The main application of ACE testing is monitoring of patients diagnosed with sarcoidosis, due to the increased production of ACE by sarcoidal granulomas. However, ACE should not be used as a diagnostic test for sarcoidosis at it lacks sensitivity and specificity; ACE levels are greatly influenced by ACE gene polymorphisms. Sarcoidosis is a diagnosis of exclusion which usually requires careful examination of history and histological evidence.

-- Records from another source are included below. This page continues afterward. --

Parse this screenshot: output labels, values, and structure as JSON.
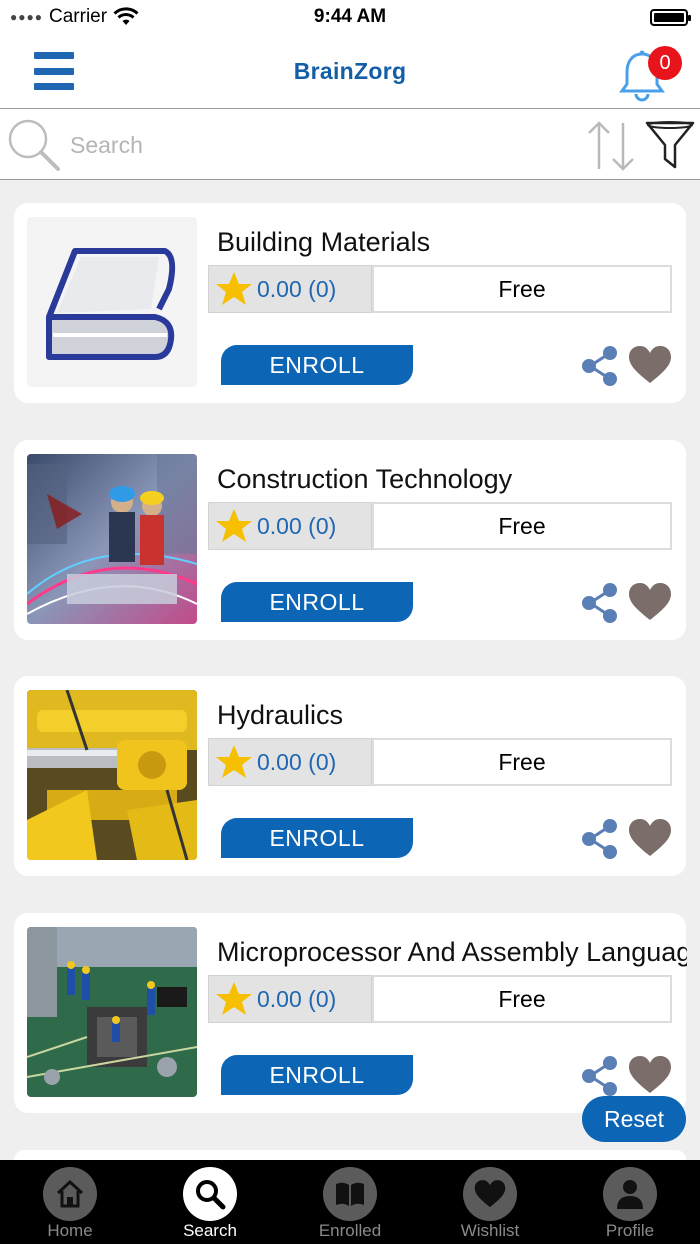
{
  "status_bar": {
    "carrier": "Carrier",
    "time": "9:44 AM"
  },
  "header": {
    "title": "BrainZorg",
    "notification_count": "0",
    "menu_icon": "hamburger-icon",
    "bell_icon": "bell-icon"
  },
  "search": {
    "placeholder": "Search",
    "value": "",
    "search_icon": "magnifier-icon",
    "sort_icon": "sort-icon",
    "filter_icon": "funnel-icon"
  },
  "courses": [
    {
      "title": "Building Materials",
      "rating": "0.00 (0)",
      "price": "Free",
      "enroll_label": "ENROLL",
      "image": "book-logo"
    },
    {
      "title": "Construction Technology",
      "rating": "0.00 (0)",
      "price": "Free",
      "enroll_label": "ENROLL",
      "image": "construction-photo"
    },
    {
      "title": "Hydraulics",
      "rating": "0.00 (0)",
      "price": "Free",
      "enroll_label": "ENROLL",
      "image": "hydraulics-photo"
    },
    {
      "title": "Microprocessor And Assembly Language",
      "rating": "0.00 (0)",
      "price": "Free",
      "enroll_label": "ENROLL",
      "image": "circuit-board-photo"
    }
  ],
  "reset_label": "Reset",
  "tabs": [
    {
      "label": "Home",
      "icon": "home-icon",
      "active": false
    },
    {
      "label": "Search",
      "icon": "search-icon",
      "active": true
    },
    {
      "label": "Enrolled",
      "icon": "book-icon",
      "active": false
    },
    {
      "label": "Wishlist",
      "icon": "heart-icon",
      "active": false
    },
    {
      "label": "Profile",
      "icon": "person-icon",
      "active": false
    }
  ],
  "colors": {
    "brand_blue": "#0d65b5",
    "badge_red": "#e8141b",
    "rating_text": "#1f66b3",
    "icon_gray": "#7b6e6a"
  }
}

In vivo, Angiotensin-Converting Enzyme (ACE) catalyses the conversion of Angiotensin I to Angiotensin II, and inactivates bradykinin during regulation of blood pressure via Renin-Angiotensin-System. Elevated serum ACE levels are reported in granulomatous-inflammatory diseases such as sarcoidosis and mixed connective tissue disease, nephropathies associated with diabetes and glomerulonephritis, cardiovascular diseases (such as left ventricular hypertrophy), brain and myocardial infarction. Elevated levels of serum ACE have been measured in patients suffering from various disorders. Low serum values have been reported in lung cancer, malignant lymphoma and multiple myeloma. They may indicate a poor prognosis or rapid progression of disease.
6 months to 17 years: 29 – 112 U/L
18 years and above: 20 – 70 U/L
Serum (SST yellow top tube) specimen
Specimens are analysed in a single batch every week; turn-around time is up to 7 days.